Hybrid Federated and Split Learning for Privacy Preserving Clinical Prediction and Treatment Optimization
Farzana Akter 1, Rakib Hossain 2, Deb Kanna Roy Toushi 1, Mahmood Menon Khan 1, Sultana Amin 2, Lisan Al Amin 2
Published on arXiv
2602.15304
Membership Inference Attack
OWASP ML Top 10 — ML04
Key Finding
Hybrid FL-SL variants achieve competitive clinical predictive performance and uplift-based prioritization while providing a tunable privacy-utility trade-off that reduces audited membership inference leakage without raw-data sharing.

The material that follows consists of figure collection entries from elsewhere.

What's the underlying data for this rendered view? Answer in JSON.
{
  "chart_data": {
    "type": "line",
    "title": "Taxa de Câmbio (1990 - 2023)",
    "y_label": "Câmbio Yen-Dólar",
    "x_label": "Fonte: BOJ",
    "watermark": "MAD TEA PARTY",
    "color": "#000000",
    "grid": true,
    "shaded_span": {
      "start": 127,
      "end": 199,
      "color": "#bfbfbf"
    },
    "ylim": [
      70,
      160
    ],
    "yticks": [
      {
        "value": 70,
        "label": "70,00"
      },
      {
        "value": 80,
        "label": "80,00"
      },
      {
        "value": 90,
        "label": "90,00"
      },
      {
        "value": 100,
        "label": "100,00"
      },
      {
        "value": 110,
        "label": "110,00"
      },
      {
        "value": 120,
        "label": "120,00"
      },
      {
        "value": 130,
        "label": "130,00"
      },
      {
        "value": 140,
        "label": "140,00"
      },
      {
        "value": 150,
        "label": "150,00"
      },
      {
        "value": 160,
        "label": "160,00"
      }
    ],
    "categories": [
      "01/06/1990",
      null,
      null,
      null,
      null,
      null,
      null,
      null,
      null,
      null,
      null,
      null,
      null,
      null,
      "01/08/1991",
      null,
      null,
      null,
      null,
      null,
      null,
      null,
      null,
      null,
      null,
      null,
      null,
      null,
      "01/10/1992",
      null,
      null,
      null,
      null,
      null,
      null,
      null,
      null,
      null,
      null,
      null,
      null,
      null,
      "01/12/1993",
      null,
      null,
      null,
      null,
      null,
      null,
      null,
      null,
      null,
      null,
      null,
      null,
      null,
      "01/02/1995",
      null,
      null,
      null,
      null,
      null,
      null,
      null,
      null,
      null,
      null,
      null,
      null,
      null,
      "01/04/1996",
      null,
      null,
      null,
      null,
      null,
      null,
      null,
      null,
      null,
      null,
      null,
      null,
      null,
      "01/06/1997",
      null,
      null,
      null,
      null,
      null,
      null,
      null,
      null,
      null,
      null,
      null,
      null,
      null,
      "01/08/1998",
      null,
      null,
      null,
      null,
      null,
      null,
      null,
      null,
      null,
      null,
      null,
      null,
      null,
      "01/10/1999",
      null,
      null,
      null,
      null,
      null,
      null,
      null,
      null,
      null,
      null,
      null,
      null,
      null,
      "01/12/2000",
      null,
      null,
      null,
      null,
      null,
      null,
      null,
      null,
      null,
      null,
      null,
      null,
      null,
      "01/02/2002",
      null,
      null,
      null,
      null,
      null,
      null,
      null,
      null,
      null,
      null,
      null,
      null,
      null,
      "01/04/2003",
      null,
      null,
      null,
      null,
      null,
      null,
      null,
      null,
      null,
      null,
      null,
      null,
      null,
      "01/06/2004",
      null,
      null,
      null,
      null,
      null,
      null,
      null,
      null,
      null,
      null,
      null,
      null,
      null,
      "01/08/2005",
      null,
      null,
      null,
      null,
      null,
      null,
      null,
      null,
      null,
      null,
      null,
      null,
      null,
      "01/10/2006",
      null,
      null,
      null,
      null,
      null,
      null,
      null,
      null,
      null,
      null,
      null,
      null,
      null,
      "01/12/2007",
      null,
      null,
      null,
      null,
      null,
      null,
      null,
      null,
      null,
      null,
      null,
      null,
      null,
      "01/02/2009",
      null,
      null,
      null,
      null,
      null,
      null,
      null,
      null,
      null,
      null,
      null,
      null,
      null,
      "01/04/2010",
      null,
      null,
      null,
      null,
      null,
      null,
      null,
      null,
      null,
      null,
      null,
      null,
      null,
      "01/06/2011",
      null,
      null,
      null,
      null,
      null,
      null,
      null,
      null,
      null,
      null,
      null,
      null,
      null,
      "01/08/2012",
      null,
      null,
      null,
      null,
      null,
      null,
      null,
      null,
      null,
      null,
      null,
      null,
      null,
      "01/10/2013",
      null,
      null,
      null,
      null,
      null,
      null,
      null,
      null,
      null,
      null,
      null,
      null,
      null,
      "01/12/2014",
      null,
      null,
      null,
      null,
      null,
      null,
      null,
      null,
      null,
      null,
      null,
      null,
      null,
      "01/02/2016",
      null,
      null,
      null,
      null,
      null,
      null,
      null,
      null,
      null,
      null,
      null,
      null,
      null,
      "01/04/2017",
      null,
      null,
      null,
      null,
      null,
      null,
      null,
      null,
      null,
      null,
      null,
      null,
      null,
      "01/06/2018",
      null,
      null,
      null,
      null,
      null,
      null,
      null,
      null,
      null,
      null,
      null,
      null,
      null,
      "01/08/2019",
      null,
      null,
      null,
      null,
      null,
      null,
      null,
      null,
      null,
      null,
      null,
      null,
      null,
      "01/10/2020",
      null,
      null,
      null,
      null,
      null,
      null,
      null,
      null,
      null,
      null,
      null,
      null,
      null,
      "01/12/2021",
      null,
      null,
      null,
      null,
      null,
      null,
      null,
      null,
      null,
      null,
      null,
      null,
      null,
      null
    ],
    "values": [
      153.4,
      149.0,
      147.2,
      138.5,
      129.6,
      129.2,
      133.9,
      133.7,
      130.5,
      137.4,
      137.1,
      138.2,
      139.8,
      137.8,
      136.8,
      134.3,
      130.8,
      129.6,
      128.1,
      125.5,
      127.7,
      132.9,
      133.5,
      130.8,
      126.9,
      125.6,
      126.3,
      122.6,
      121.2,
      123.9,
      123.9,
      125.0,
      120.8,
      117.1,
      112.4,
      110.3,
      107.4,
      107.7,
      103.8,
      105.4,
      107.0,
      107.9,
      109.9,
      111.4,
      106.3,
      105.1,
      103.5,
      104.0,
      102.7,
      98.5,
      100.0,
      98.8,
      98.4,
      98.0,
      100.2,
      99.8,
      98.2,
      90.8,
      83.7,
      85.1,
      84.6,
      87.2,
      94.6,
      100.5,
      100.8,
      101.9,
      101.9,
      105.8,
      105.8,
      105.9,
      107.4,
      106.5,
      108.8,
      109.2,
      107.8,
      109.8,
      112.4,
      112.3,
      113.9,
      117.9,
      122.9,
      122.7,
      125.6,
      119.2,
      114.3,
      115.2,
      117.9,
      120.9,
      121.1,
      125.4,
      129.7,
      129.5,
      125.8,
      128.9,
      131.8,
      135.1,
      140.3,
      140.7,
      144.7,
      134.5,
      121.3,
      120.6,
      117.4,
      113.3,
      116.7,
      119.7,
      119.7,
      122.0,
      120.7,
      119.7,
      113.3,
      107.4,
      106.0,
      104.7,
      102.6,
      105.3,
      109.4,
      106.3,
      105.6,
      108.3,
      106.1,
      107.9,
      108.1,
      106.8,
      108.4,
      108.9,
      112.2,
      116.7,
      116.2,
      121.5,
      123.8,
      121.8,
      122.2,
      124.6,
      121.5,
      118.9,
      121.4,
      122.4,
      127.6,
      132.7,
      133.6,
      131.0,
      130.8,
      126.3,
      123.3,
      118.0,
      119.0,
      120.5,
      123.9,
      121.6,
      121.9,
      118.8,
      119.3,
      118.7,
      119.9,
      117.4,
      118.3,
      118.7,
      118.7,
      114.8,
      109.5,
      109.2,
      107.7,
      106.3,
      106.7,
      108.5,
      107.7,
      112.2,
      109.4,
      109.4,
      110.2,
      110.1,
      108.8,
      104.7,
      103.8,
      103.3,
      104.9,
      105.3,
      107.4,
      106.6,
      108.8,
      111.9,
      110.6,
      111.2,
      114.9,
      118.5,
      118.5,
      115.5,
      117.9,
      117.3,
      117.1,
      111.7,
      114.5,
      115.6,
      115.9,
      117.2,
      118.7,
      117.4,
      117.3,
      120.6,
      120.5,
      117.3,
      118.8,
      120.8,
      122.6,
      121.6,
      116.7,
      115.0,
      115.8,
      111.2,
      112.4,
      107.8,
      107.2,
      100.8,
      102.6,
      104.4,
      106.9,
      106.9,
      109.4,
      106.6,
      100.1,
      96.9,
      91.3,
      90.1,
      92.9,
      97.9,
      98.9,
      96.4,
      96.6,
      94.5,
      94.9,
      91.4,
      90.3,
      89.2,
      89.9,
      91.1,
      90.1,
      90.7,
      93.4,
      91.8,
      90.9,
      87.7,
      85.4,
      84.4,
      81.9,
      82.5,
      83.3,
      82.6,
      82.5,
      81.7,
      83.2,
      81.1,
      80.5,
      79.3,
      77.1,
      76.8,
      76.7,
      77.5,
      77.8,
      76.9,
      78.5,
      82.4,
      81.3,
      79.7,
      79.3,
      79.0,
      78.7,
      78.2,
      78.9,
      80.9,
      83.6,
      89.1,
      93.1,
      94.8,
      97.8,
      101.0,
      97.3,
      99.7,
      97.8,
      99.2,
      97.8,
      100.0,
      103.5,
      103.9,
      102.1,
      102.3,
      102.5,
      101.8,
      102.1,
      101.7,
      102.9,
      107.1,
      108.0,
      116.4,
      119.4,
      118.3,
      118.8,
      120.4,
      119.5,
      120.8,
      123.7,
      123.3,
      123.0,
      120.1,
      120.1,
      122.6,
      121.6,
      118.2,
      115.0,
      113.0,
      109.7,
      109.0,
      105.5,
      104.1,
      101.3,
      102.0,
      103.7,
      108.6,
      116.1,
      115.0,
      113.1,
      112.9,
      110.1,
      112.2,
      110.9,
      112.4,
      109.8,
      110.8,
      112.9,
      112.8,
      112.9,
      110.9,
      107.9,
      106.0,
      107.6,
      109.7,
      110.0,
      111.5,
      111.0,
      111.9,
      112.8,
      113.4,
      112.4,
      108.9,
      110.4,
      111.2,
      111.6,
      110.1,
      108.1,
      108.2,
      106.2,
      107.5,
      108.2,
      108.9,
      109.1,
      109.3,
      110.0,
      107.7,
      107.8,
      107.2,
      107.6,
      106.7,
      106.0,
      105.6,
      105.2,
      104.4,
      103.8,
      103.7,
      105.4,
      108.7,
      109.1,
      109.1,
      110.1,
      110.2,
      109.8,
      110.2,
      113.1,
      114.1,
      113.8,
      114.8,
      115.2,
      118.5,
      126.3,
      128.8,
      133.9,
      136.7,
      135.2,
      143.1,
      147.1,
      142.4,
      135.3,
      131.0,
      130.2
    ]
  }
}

Hybrid FL-SL with activation clipping and additive Gaussian noise
Novel technique introduced
Collaborative clinical decision support is often constrained by governance and privacy rules that prevent pooling patient-level records across institutions. We present a hybrid privacy-preserving framework that combines Federated Learning (FL) and Split Learning (SL) to support decision-oriented healthcare modeling without raw-data sharing. The approach keeps feature-extraction trunks on clients while hosting prediction heads on a coordinating server, enabling shared representation learning and exposing an explicit collaboration boundary where privacy controls can be applied. Rather than assuming distributed training is inherently private, we audit leakage empirically using membership inference on cut-layer representations and study lightweight defenses based on activation clipping and additive Gaussian noise. We evaluate across three public clinical datasets under non-IID client partitions using a unified pipeline and assess performance jointly along four deployment-relevant axes: factual predictive utility, uplift-based ranking under capacity constraints, audited privacy leakage, and communication overhead. Results show that hybrid FL-SL variants achieve competitive predictive performance and decision-facing prioritization behavior relative to standalone FL or SL, while providing a tunable privacy-utility trade-off that can reduce audited leakage without requiring raw-data sharing. Overall, the work positions hybrid FL-SL as a practical design space for privacy-preserving healthcare decision support where utility, leakage risk, and deployment cost must be balanced explicitly.
Key Contributions
- Hybrid FL-SL protocol for multi-institution clinical learning with tunable cut-layer placement governing compute, communication, and privacy exposure
- Empirical membership inference audit on cut-layer representations with lightweight defenses (activation clipping and additive Gaussian noise) that reduce audited leakage
- Cross-dataset evaluation across three clinical datasets under non-IID partitions covering predictive utility, uplift-based prioritization, audited MIA leakage, and communication cost
🛡️ Threat Analysis
The paper explicitly audits privacy leakage by running membership inference attacks on cut-layer intermediate representations and evaluates lightweight defenses (activation clipping, additive Gaussian noise) to reduce MIA success — membership inference auditing and defense is one of the paper's four stated deployment-relevant evaluation axes and a named contribution.